Consider Judge Desanka Lopičić, who, on January 27, 2020, was appointed by a majority of four votes (including her own) and held the unconstitutional, fabricated position of “acting president” of the Constitutional Court for ten months. This appointment occurred solely because she could not lawfully serve a second term as the Court’s president. It was evident that securing a judge aligned with the interests of the ruling party (DPS) was crucial in an election year. When this situation was eventually declared unconstitutional under pressure from the European Commission, several NGOs, including ours, demanded accountability and lustration of judges who facilitated this unconstitutional state, including Desanka Lopičić and Budimir Šćepanović.
In conclusion, Human Rights Action (HRA) firmly asserts that the Constitutional Court erred in allowing Judge Đuranović to vote on her own case in June, a decision that directly impacted the continuation of her judicial function. The principle *Nemo iudex in causa sua* is a cornerstone of legal integrity and must be upheld in Montenegro. Had this principle been respected, and Judge Đuranović recused herself from the decision regarding her function’s termination in December, the vote would have resulted in a 3:2 split, preventing any resolution. In such a scenario, Parliament should have been informed and allowed to determine the termination of her function as in previous cases. Without this procedural safeguard, Constitutional Court judges could theoretically remain in office indefinitely, potentially for life.

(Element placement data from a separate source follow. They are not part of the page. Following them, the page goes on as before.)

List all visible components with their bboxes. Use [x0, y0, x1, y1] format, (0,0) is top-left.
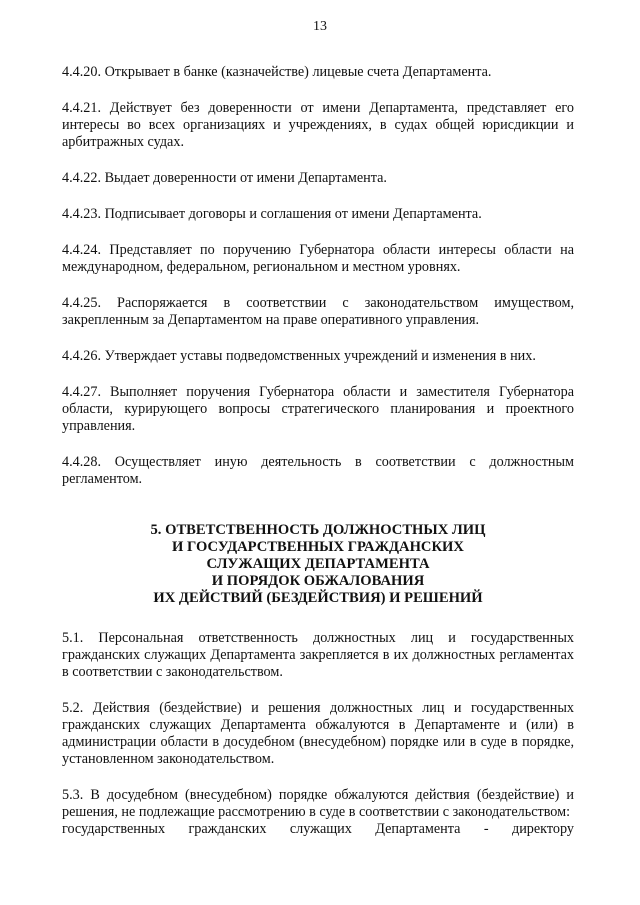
document-body: [62, 64, 574, 857]
heading-line: И ПОРЯДОК ОБЖАЛОВАНИЯ: [211, 573, 425, 589]
paragraph-4-4-24: 4.4.24. Представляет по поручению Губернатора области интересы области на международном, федеральном, региональном и местном уровнях.: [62, 242, 574, 275]
page-number: 13: [313, 19, 327, 34]
heading-line: И ГОСУДАРСТВЕННЫХ ГРАЖДАНСКИХ: [172, 539, 464, 555]
heading-line: СЛУЖАЩИХ ДЕПАРТАМЕНТА: [206, 556, 430, 572]
section-5-heading: [62, 522, 574, 607]
paragraph-5-2: 5.2. Действия (бездействие) и решения должностных лиц и государственных гражданских служащих Департамента обжалуются в Департаменте и (или) в администрации области в досудебном (внесудебном) порядке или в суде в порядке, установленном законодательством.: [62, 700, 574, 767]
paragraph-4-4-25: 4.4.25. Распоряжается в соответствии с законодательством имуществом, закрепленным за Департаментом на праве оперативного управления.: [62, 295, 574, 328]
paragraph-4-4-28: 4.4.28. Осуществляет иную деятельность в соответствии с должностным регламентом.: [62, 454, 574, 487]
paragraph-4-4-23: 4.4.23. Подписывает договоры и соглашения от имени Департамента.: [62, 206, 482, 222]
paragraph-4-4-20: 4.4.20. Открывает в банке (казначействе) лицевые счета Департамента.: [62, 64, 492, 80]
paragraph-4-4-22: 4.4.22. Выдает доверенности от имени Департамента.: [62, 170, 387, 186]
paragraph-5-1: 5.1. Персональная ответственность должностных лиц и государственных гражданских служащих Департамента закрепляется в их должностных регламентах в соответствии с законодательством.: [62, 630, 574, 680]
heading-line: 5. ОТВЕТСТВЕННОСТЬ ДОЛЖНОСТНЫХ ЛИЦ: [150, 522, 486, 538]
heading-line: ИХ ДЕЙСТВИЙ (БЕЗДЕЙСТВИЯ) И РЕШЕНИЙ: [153, 590, 483, 606]
paragraph-5-3: 5.3. В досудебном (внесудебном) порядке обжалуются действия (бездействие) и решения, не подлежащие рассмотрению в суде в соответствии с законодательством:: [62, 787, 574, 820]
paragraph-4-4-26: 4.4.26. Утверждает уставы подведомственных учреждений и изменения в них.: [62, 348, 536, 364]
paragraph-4-4-21: 4.4.21. Действует без доверенности от имени Департамента, представляет его интересы во всех организациях и учреждениях, в судах общей юрисдикции и арбитражных судах.: [62, 100, 574, 150]
paragraph-4-4-27: 4.4.27. Выполняет поручения Губернатора области и заместителя Губернатора области, курирующего вопросы стратегического планирования и проектного управления.: [62, 384, 574, 434]
paragraph-continuation: государственных гражданских служащих Департамента - директору: [62, 821, 574, 837]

However, since Judge Đuranović was not excluded from the process, the Constitutional Court formally adopted a decision by the required majority not to notify Parliament. Consequently, Parliament’s subsequent decision to terminate Judge Đuranović’s function was made without a formal ruling from the Constitutional Court, contradicting both the majority position of the Court in June and the stipulations of the Constitution (Article 154, paragraph 3) and the Law on the Constitutional Court (Article 7).
It is critical to note that the Court’s majority stance in June was influenced by the votes of three judges whose own functions were also in question. While the decision pertained only to Đuranović, both Lopičić and Šćepanović—judges whose mandates should have been terminated by that time—also participated in the vote. This circumstance undermines the integrity of the process and emphasizes the urgent need to address systemic issues within Montenegro’s Constitutional Court.
This error must not be repeated. The Constitutional Court should refrain from allowing judges, whose functions are under consideration, to vote on their own cases. If a necessary majority for a decision cannot be attained, it falls to Parliament or the President of Montenegro to determine whether to initiate the process for appointing new judges.
HRA calls for the session of the Constitutional Court on December 25, where the issue of judges’ function termination will be addressed, to be open to the public, in accordance with Article 7, paragraph 2, and Article 29 of the Rules of Procedure.
Furthermore, HRA highlights that the Constitutional Court can organize a special public hearing (as per Article 45 of the Law on the Constitutional Court) to discuss when a Constitutional Court judge’s function should conclude, in the presence of distinguished legal experts and professors of labor and constitutional law. This topic has consistently generated divided opinions among the judges of the Constitutional Court. (HRA has already provided the opinions of Professors Zoran Ivošević and Vesna Rakić-Vodinelić on this matter.)
HRA believes that during the upcoming constitutional amendments, which aim to exclude the Minister of Justice from the Judicial Council, consideration should be given to establishing a legal framework that governs the termination of functions for Constitutional Court judges, regular judges, and prosecutors. This framework must ensure legal certainty and uphold the principle of judicial stability, so that it does not become subject to frequent legislative changes, as has been the case until now.